From variant to consequence: eQTLs that can depend on disease context
Because regulatory variants often act through gene expression, the review discusses expression quantitative trait loci (eQTL) analyses as a bridge from genotype to mechanism. A crucial nuance is that eQTL effects may not be identical in healthy and diseased states: one study described in the review found multiple eQTL associations in blood immune cells where a substantial fraction appeared more pronounced in MS patients than in noninflammatory neurological controls. The article also walks through a concrete example at CD58, where an MS-associated SNP within a microRNA stem-loop may alter Drosha processing, with downstream effects on CD58 and microRNA expression—an illustration of how “noncoding” can still be mechanistically specific.
A more “human” model: genes interacting with the environment via the interactome
Where the review becomes most distinctive is its interactome-based proposal: instead of treating environment as an add-on, model it through known physical interactions between environmental factors (notably viruses) and human proteins. The authors define interactomes as sets of host genes whose protein products directly interact with a given exposure, then test whether MS-associated GWAS signals are enriched near those genes (they operationally used a 20 kbp window to map variants to nearby genes). In the “candidate-interactome” analysis, viral interactomes—especially Epstein–Barr virus (EBV)—stand out, supporting EBV as a major environmental risk factor acting in concert with host genetics. The workflow is visualized in Figure 1 (page 6): start from polygenic predisposition, intersect with exposure-specific protein interaction modules, and then interrogate pathways enriched in the resulting gene set.
The next step: polygenic risk scores that finally include environment (and maybe the virus itself)
The review closes with a forward-looking but cautious argument: polygenic risk scores (PRS) could eventually help quantify an individual’s inherited burden and relate it to endophenotypes (imaging or fluid biomarkers), but PRS alone will be incomplete if MS risk is fundamentally G×E. The authors propose integrating PRS-style genetics with environmental measurements and even incorporating EBV genomic variation alongside host loci—conceptually moving toward calibrated models that include genetics (G), environment (E), and interaction (G×E).

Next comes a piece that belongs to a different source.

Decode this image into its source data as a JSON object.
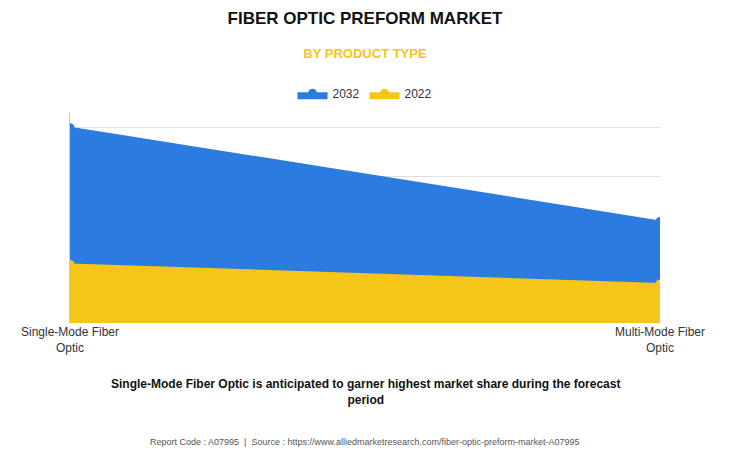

They are explicit that this is not yet clinically “within reach” due to challenges like pleiotropy and causal inference, but the direction is clear: the post-GWAS era in MS will be defined by synthesis—networks, regulation, expression, and real-world exposures—rather than ever-longer lists of loci.
Disclaimer: This blog post is based on the provided research article and is intended for informational purposes only. It is not intended to provide medical advice. Please consult with a healthcare professional for any health concerns.
References:
Mechelli, R., Umeton, R., Manfrè, G., Romano, S., Buscarinu, M. C., Rinaldi, V., ... & Ristori, G. (2020). Reworking GWAS data to understand the role of nongenetic factors in MS etiopathogenesis. Genes, 11(1), 97.